„Jeśli większość rosyjskiego eksportu surowców energetycznych pozostanie poza rynkiem do końca 2022 r., to skurczenie się gospodarki globalnej będzie nie do uniknięcia” – napisali Lutz Killian i Michael Plante, ekonomiści z oddziału Fedu w Dallas. Prognozują oni, że spadek podaży rosyjskiej ropy na rynku przyczyni się do przyspieszenia inflacji na świecie, co uderzy w wydatki konsumentów.

Zdaniem ekonomistów z Fedu może zostać zrealizowany podobny scenariusz jak w 1991 r. Wówczas inwazja Iraku na Kuwejt i będąca jej skutkiem wojna w Zatoce Perskiej doprowadziły do wzrostu cen ropy, który mocno przyczynił się do wejścia gospodarki globalnej w recesję. Spadek PKB był wówczas jednak dosyć krótkotrwały, gdyż Arabia Saudyjska po zakończeniu wojny znacząco zwiększyła wydobycie ropy. Lutz i Plante uważają, że tym razem kryzys może być poważniejszy. Arabia Saudyjska i Zjednoczone Emiraty Arabskie nie chcą bowiem zwiększać wydobycia surowca. Zastąpienie rosyjskiej ropy na rynku globalnym będzie więc trudne. Sytuację nieco łagodzi to, że eksport ropy z Rosji nie został całkowiecie wstrzymany, a bardzo zainteresowane jej zakupami są m.in. Chiny oraz Indie.

Według danych Międzynarodowej Agencji Energii (IEA) produkcja ropy naftowej w Rosji wynosiła w styczniu 10 mln baryłek dziennie. To stawiało Rosję na trzecim miejscu pod tym względem. Wyprzedzały ją tylko Arabia Saudyjska (10,1 mln baryłek dziennie) i USA (11,6 mln baryłek dziennie). Oczywiście nie cała rosyjska ropa szła na eksport. W grudniu wysyłano jej w świat 5 mln baryłek dziennie.
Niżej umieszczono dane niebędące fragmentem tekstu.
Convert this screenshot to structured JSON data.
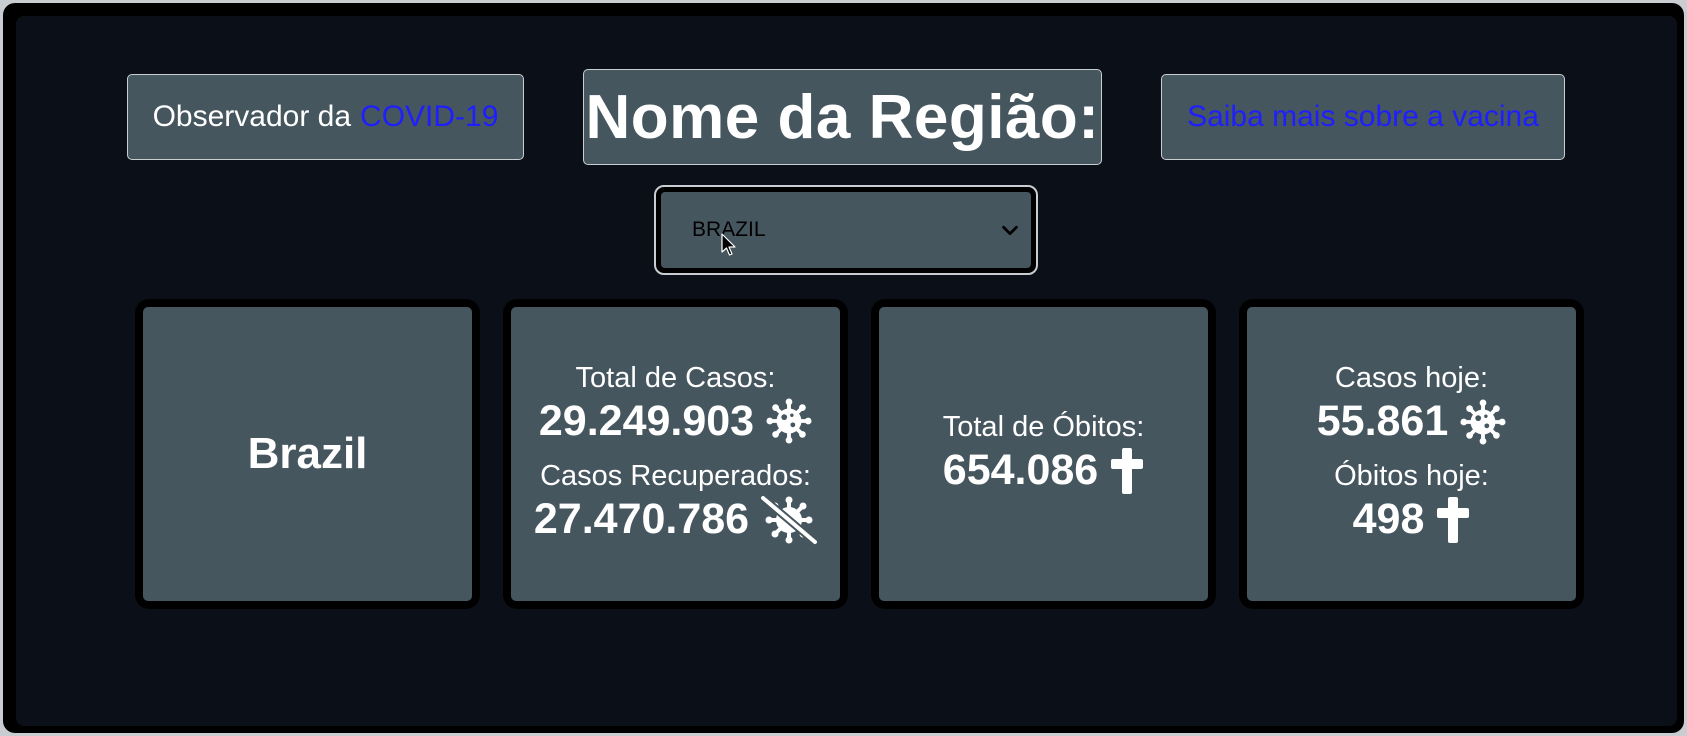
{
  "header": {
    "app_prefix": "Observador da",
    "app_link": "COVID-19",
    "title": "Nome da Região:",
    "vaccine_link": "Saiba mais sobre a vacina"
  },
  "region_select": {
    "selected": "BRAZIL"
  },
  "cards": {
    "region": {
      "name": "Brazil"
    },
    "totals": {
      "cases_label": "Total de Casos:",
      "cases_value": "29.249.903",
      "recovered_label": "Casos Recuperados:",
      "recovered_value": "27.470.786"
    },
    "deaths": {
      "label": "Total de Óbitos:",
      "value": "654.086"
    },
    "today": {
      "cases_label": "Casos hoje:",
      "cases_value": "55.861",
      "deaths_label": "Óbitos hoje:",
      "deaths_value": "498"
    }
  },
  "icons": {
    "virus": "virus-icon",
    "virus_slash": "virus-slash-icon",
    "cross": "cross-icon",
    "chevron": "chevron-down-icon"
  },
  "colors": {
    "background": "#0b0f17",
    "panel": "#46565f",
    "link": "#1e1eff",
    "text": "#ffffff"
  }
}
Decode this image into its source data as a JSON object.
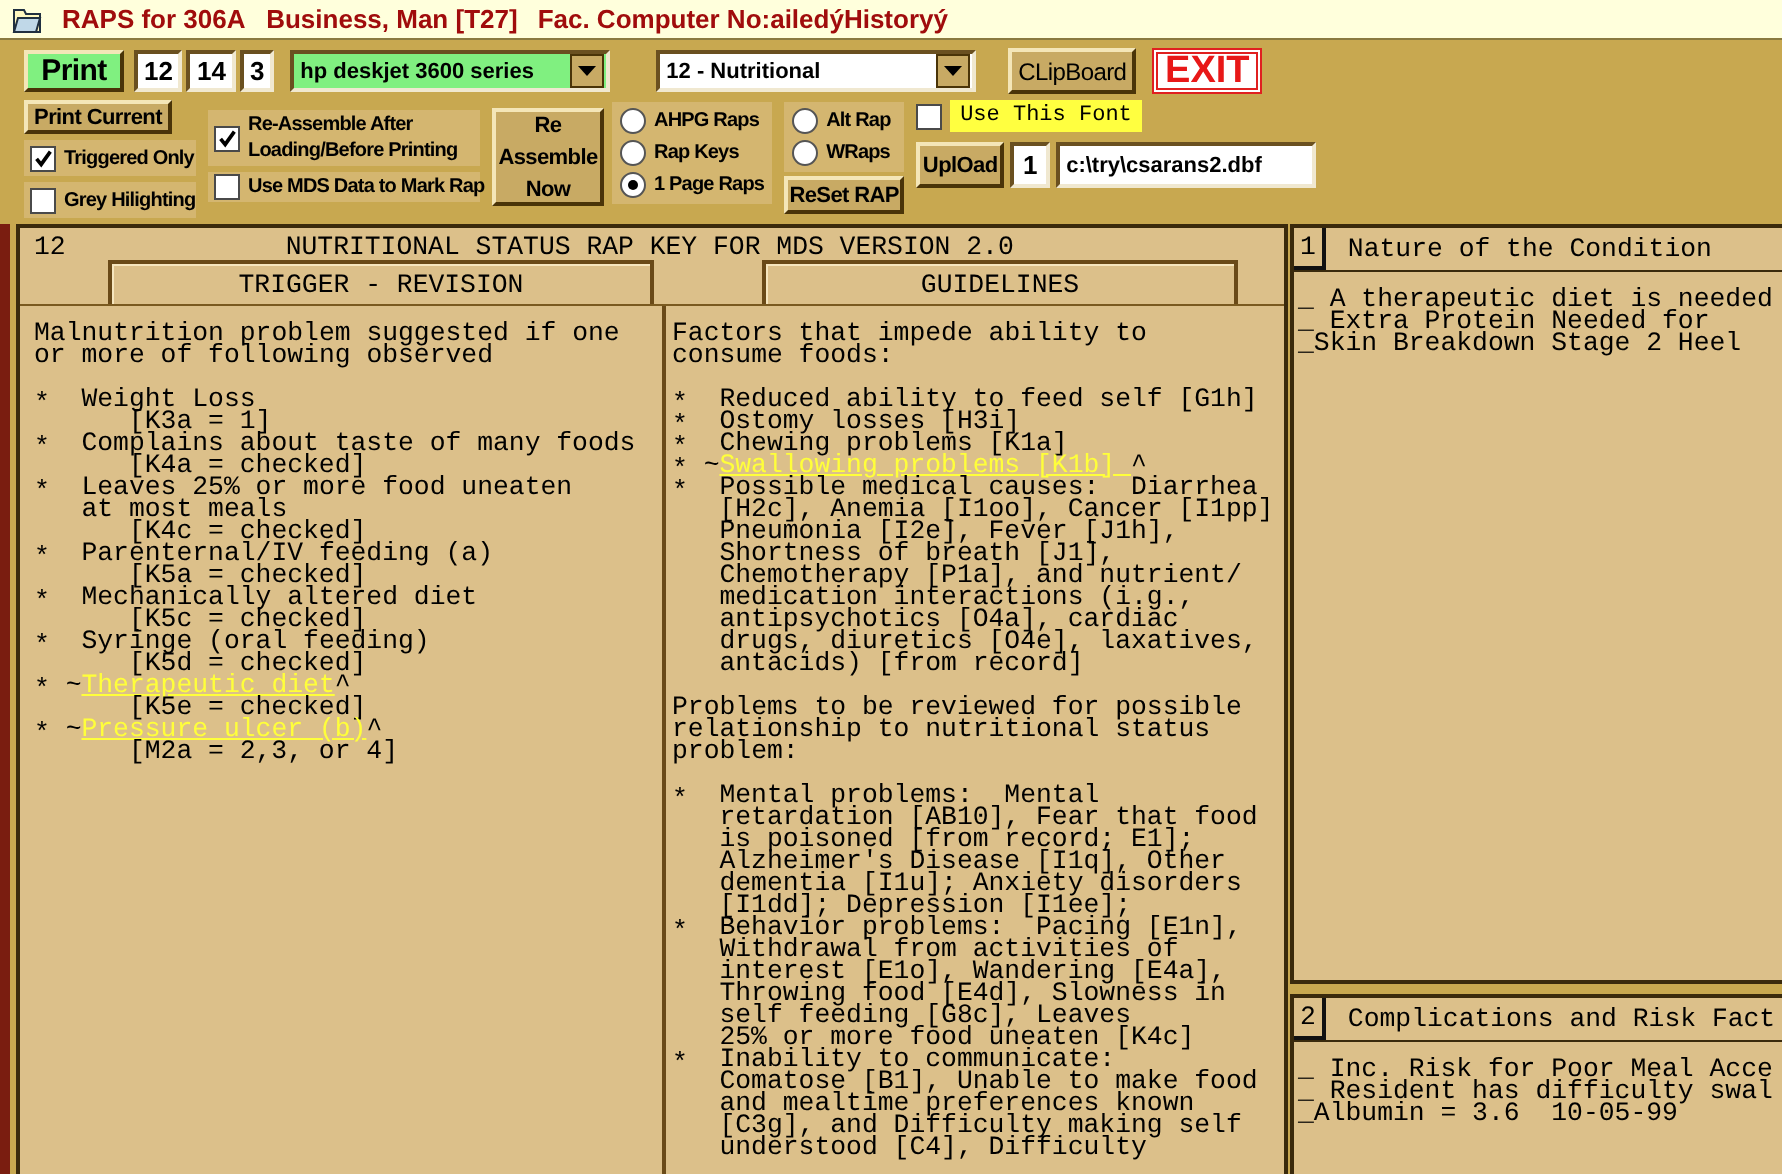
{
  "window": {
    "title": "RAPS for 306A   Business, Man [T27]",
    "subtitle": "Fac. Computer No:ailedýHistoryý"
  },
  "toolbar": {
    "print_button": "Print",
    "page_fields": [
      "12",
      "14",
      "3"
    ],
    "printer_select": {
      "value": "hp deskjet 3600 series"
    },
    "rap_select": {
      "value": "12 - Nutritional"
    },
    "clipboard_button": "CLipBoard",
    "exit_button": "EXIT",
    "print_current_button": "Print Current",
    "left_options": [
      {
        "label": "Triggered Only",
        "checked": true
      },
      {
        "label": "Grey Hilighting",
        "checked": false
      }
    ],
    "mid_options": [
      {
        "label": "Re-Assemble After\nLoading/Before Printing",
        "checked": true
      },
      {
        "label": "Use MDS Data to Mark Rap",
        "checked": false
      }
    ],
    "reassemble_button": "Re\nAssemble\nNow",
    "rap_type_radios": [
      {
        "label": "AHPG Raps",
        "selected": false
      },
      {
        "label": "Rap Keys",
        "selected": false
      },
      {
        "label": "1 Page Raps",
        "selected": true
      }
    ],
    "alt_radios": [
      {
        "label": "Alt Rap",
        "selected": false
      },
      {
        "label": "WRaps",
        "selected": false
      }
    ],
    "reset_button": "ReSet RAP",
    "font_option": {
      "label": "Use This Font",
      "checked": false
    },
    "upload_button": "UplOad",
    "upload_count": "1",
    "upload_path": "c:\\try\\csarans2.dbf"
  },
  "rap_key": {
    "number": "12",
    "title": "NUTRITIONAL STATUS RAP KEY FOR MDS VERSION 2.0",
    "columns": [
      {
        "heading": "TRIGGER - REVISION",
        "blocks": [
          {
            "kind": "paragraph",
            "text": "Malnutrition problem suggested if one\nor more of following observed"
          },
          {
            "kind": "item",
            "bullet": "*",
            "text": "Weight Loss",
            "code": "[K3a = 1]"
          },
          {
            "kind": "item",
            "bullet": "*",
            "text": "Complains about taste of many foods",
            "code": "[K4a = checked]"
          },
          {
            "kind": "item",
            "bullet": "*",
            "text": "Leaves 25% or more food uneaten\nat most meals",
            "code": "[K4c = checked]"
          },
          {
            "kind": "item",
            "bullet": "*",
            "text": "Parenternal/IV feeding (a)",
            "code": "[K5a = checked]"
          },
          {
            "kind": "item",
            "bullet": "*",
            "text": "Mechanically altered diet",
            "code": "[K5c = checked]"
          },
          {
            "kind": "item",
            "bullet": "*",
            "text": "Syringe (oral feeding)",
            "code": "[K5d = checked]"
          },
          {
            "kind": "link_item",
            "bullet": "*",
            "prefix": "~",
            "link": "Therapeutic diet",
            "suffix": "^",
            "code": "[K5e = checked]"
          },
          {
            "kind": "link_item",
            "bullet": "*",
            "prefix": "~",
            "link": "Pressure ulcer (b)",
            "suffix": "^",
            "code": "[M2a = 2,3, or 4]"
          }
        ]
      },
      {
        "heading": "GUIDELINES",
        "blocks": [
          {
            "kind": "paragraph",
            "text": "Factors that impede ability to\nconsume foods:"
          },
          {
            "kind": "item",
            "bullet": "*",
            "text": "Reduced ability to feed self [G1h]"
          },
          {
            "kind": "item",
            "bullet": "*",
            "text": "Ostomy losses [H3i]"
          },
          {
            "kind": "item",
            "bullet": "*",
            "text": "Chewing problems [K1a]"
          },
          {
            "kind": "link_item",
            "bullet": "*",
            "prefix": "~",
            "link": "Swallowing problems [K1b] ",
            "suffix": "^"
          },
          {
            "kind": "item",
            "bullet": "*",
            "text": "Possible medical causes:  Diarrhea\n[H2c], Anemia [I1oo], Cancer [I1pp]\nPneumonia [I2e], Fever [J1h],\nShortness of breath [J1],\nChemotherapy [P1a], and nutrient/\nmedication interactions (i.g.,\nantipsychotics [O4a], cardiac\ndrugs, diuretics [O4e], laxatives,\nantacids) [from record]"
          },
          {
            "kind": "paragraph",
            "text": "Problems to be reviewed for possible\nrelationship to nutritional status\nproblem:"
          },
          {
            "kind": "item",
            "bullet": "*",
            "text": "Mental problems:  Mental\nretardation [AB10], Fear that food\nis poisoned [from record; E1];\nAlzheimer's Disease [I1q], Other\ndementia [I1u]; Anxiety disorders\n[I1dd]; Depression [I1ee];"
          },
          {
            "kind": "item",
            "bullet": "*",
            "text": "Behavior problems:  Pacing [E1n],\nWithdrawal from activities of\ninterest [E1o], Wandering [E4a],\nThrowing food [E4d], Slowness in\nself feeding [G8c], Leaves\n25% or more food uneaten [K4c]"
          },
          {
            "kind": "item",
            "bullet": "*",
            "text": "Inability to communicate:\nComatose [B1], Unable to make food\nand mealtime preferences known\n[C3g], and Difficulty making self\nunderstood [C4], Difficulty"
          }
        ]
      }
    ]
  },
  "side_panels": [
    {
      "number": "1",
      "title": "Nature of the Condition",
      "lines": [
        "_ A therapeutic diet is needed",
        "_ Extra Protein Needed for",
        "_Skin Breakdown Stage 2 Heel"
      ]
    },
    {
      "number": "2",
      "title": "Complications and Risk Fact",
      "lines": [
        "_ Inc. Risk for Poor Meal Acce",
        "_ Resident has difficulty swal",
        "_Albumin = 3.6  10-05-99"
      ]
    }
  ]
}
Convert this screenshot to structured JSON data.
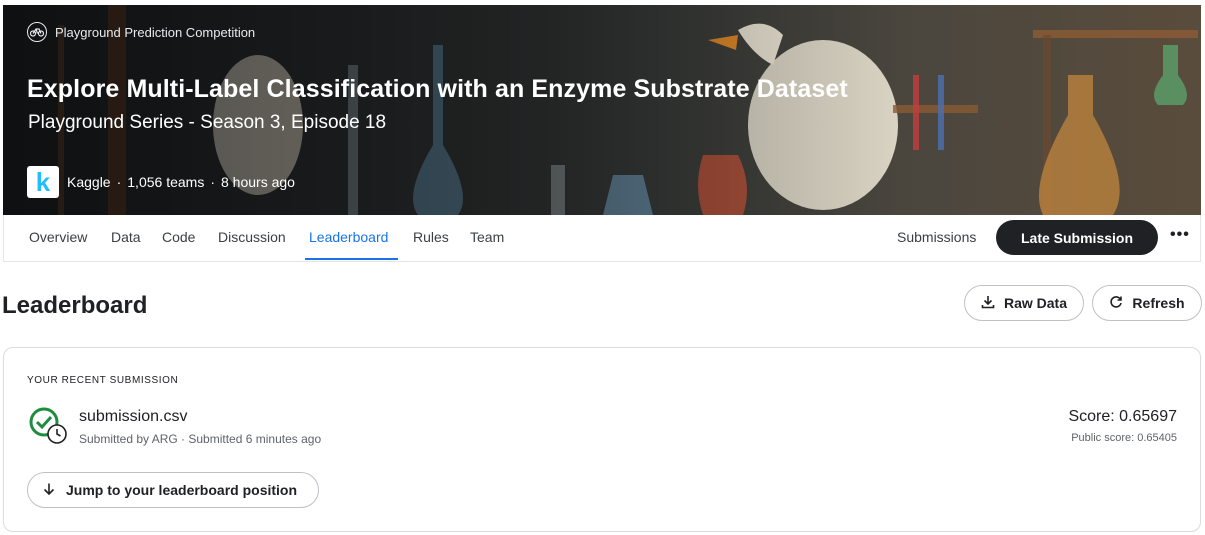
{
  "header": {
    "competition_type": "Playground Prediction Competition",
    "title": "Explore Multi-Label Classification with an Enzyme Substrate Dataset",
    "subtitle": "Playground Series - Season 3, Episode 18",
    "host_logo_letter": "k",
    "host": "Kaggle",
    "teams": "1,056 teams",
    "time_ago": "8 hours ago",
    "separator": "·"
  },
  "tabs": {
    "items": [
      "Overview",
      "Data",
      "Code",
      "Discussion",
      "Leaderboard",
      "Rules",
      "Team"
    ],
    "active": "Leaderboard",
    "submissions_label": "Submissions",
    "late_submission_label": "Late Submission",
    "more_label": "•••"
  },
  "leaderboard": {
    "title": "Leaderboard",
    "raw_data_label": "Raw Data",
    "refresh_label": "Refresh"
  },
  "recent_submission": {
    "section_label": "YOUR RECENT SUBMISSION",
    "filename": "submission.csv",
    "meta": "Submitted by ARG · Submitted 6 minutes ago",
    "score": "Score: 0.65697",
    "public_score": "Public score: 0.65405",
    "jump_label": "Jump to your leaderboard position"
  },
  "colors": {
    "accent": "#1a73e8",
    "success": "#1e8e3e",
    "dark_button": "#202124",
    "kaggle_blue": "#20beff"
  },
  "icons": {
    "competition_type": "bicycle-icon",
    "raw_data": "download-icon",
    "refresh": "refresh-icon",
    "status": "check-clock-icon",
    "jump": "arrow-down-icon"
  }
}
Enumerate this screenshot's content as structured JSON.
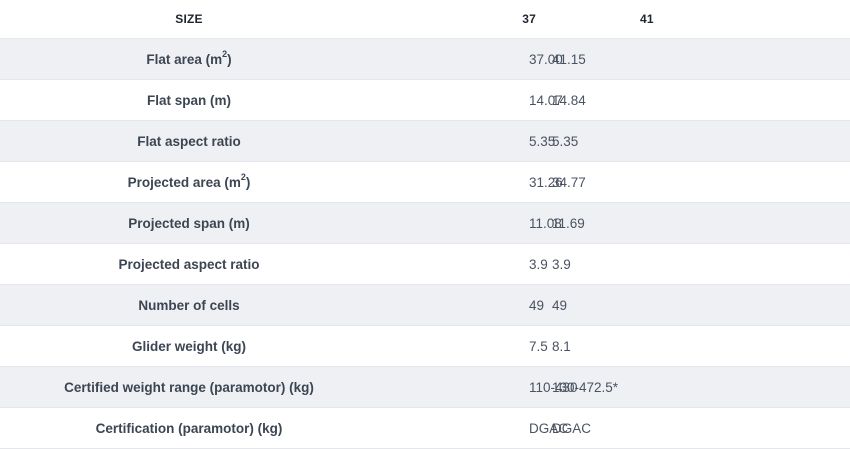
{
  "table": {
    "header": {
      "label": "SIZE",
      "size_a": "37",
      "size_b": "41"
    },
    "rows": [
      {
        "label": "Flat area (m",
        "sup": "2",
        "label_end": ")",
        "a": "37.00",
        "b": "41.15"
      },
      {
        "label": "Flat span (m)",
        "a": "14.07",
        "b": "14.84"
      },
      {
        "label": "Flat aspect ratio",
        "a": "5.35",
        "b": "5.35"
      },
      {
        "label": "Projected area (m",
        "sup": "2",
        "label_end": ")",
        "a": "31.26",
        "b": "34.77"
      },
      {
        "label": "Projected span (m)",
        "a": "11.08",
        "b": "11.69"
      },
      {
        "label": "Projected aspect ratio",
        "a": "3.9",
        "b": "3.9"
      },
      {
        "label": "Number of cells",
        "a": "49",
        "b": "49"
      },
      {
        "label": "Glider weight (kg)",
        "a": "7.5",
        "b": "8.1"
      },
      {
        "label": "Certified weight range (paramotor) (kg)",
        "a": "110-430",
        "b": "130-472.5*"
      },
      {
        "label": "Certification (paramotor) (kg)",
        "a": "DGAC",
        "b": "DGAC"
      }
    ]
  },
  "colors": {
    "stripe": "#eef0f3",
    "text": "#3c4653",
    "header_text": "#1f2630"
  }
}
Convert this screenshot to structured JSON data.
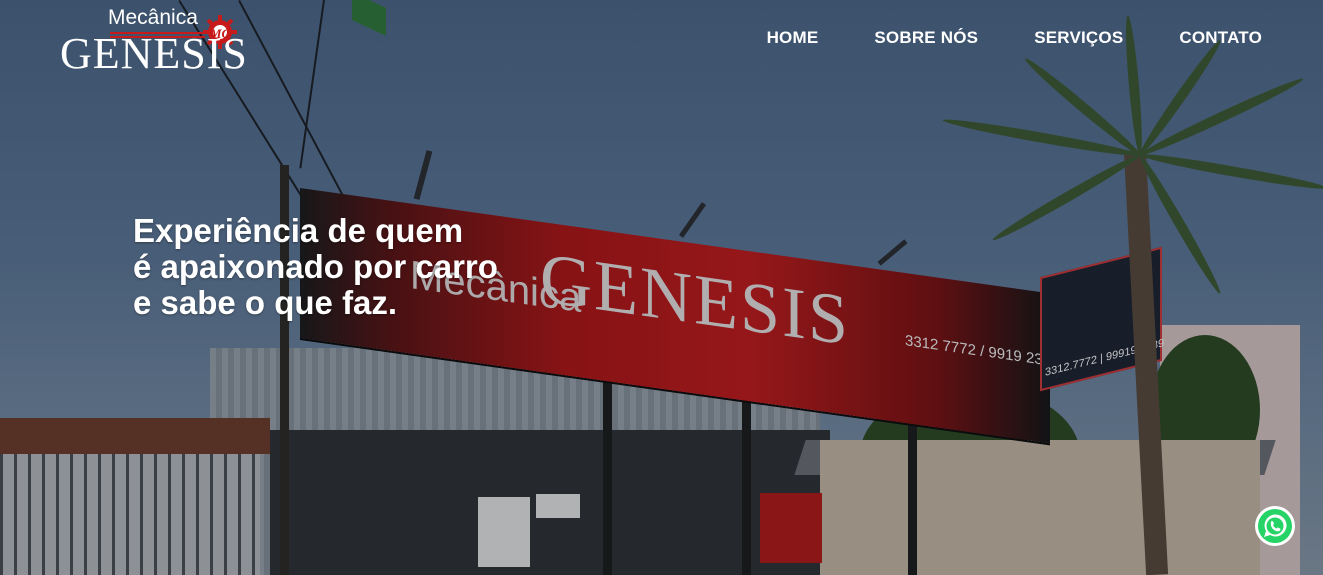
{
  "brand": {
    "small_text": "Mecânica",
    "main_text": "GENESIS",
    "badge": "MG",
    "accent_color": "#c71a1a"
  },
  "nav": {
    "items": [
      {
        "label": "HOME"
      },
      {
        "label": "SOBRE NÓS"
      },
      {
        "label": "SERVIÇOS"
      },
      {
        "label": "CONTATO"
      }
    ]
  },
  "hero": {
    "headline_lines": [
      "Experiência de quem",
      "é apaixonado por carro",
      "e sabe o que faz."
    ]
  },
  "scene": {
    "billboard_small": "Mecânica",
    "billboard_main": "GENESIS",
    "billboard_phone": "3312 7772 / 9919 2389",
    "side_sign_phone": "3312.7772 | 99919.2389"
  },
  "whatsapp": {
    "icon": "whatsapp-icon",
    "color": "#25d366"
  }
}
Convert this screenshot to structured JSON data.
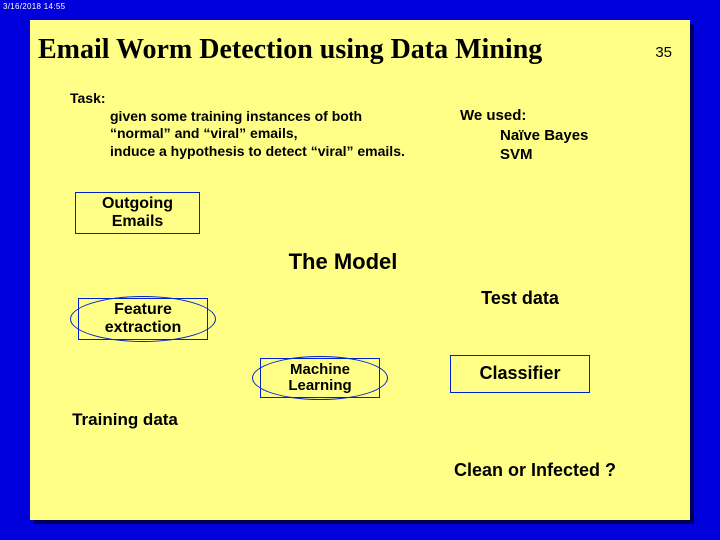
{
  "timestamp": "3/16/2018  14:55",
  "page_number": "35",
  "title": "Email Worm Detection using Data Mining",
  "task": {
    "heading": "Task:",
    "line1": "given some training instances of both",
    "line2": "“normal” and “viral” emails,",
    "line3": "induce a hypothesis to detect “viral” emails."
  },
  "we_used": {
    "heading": "We used:",
    "item1": "Naïve Bayes",
    "item2": "SVM"
  },
  "nodes": {
    "outgoing": "Outgoing\nEmails",
    "model": "The Model",
    "feature": "Feature\nextraction",
    "test_data": "Test data",
    "machine": "Machine\nLearning",
    "classifier": "Classifier",
    "training": "Training data",
    "result": "Clean or Infected ?"
  }
}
Część z tej ropy nadal będą kupowały Chiny oraz inne kraje zaprzyjaźnione. Mogą one wykorzystać trudną sytuację swojego dostawcy i uzyskać u niego spore rabaty cenowe (Indie już zadeklarowały, że chętnie skorzystają z dużych zniżek na rosyjski surowiec). Zachodnie koncerny najprawdopodobniej jednak będą nadal trzymały się z daleka od „krwawej” rosyjskiej ropy. IEA spodziewa się więc, że w kwietniu produkcja surowca w Rosji spadnie aż o 3 mln baryłek dziennie. Z rynku zniknie więc więcej surowca niż produkuje na przykład Kuwejt lub ZEA.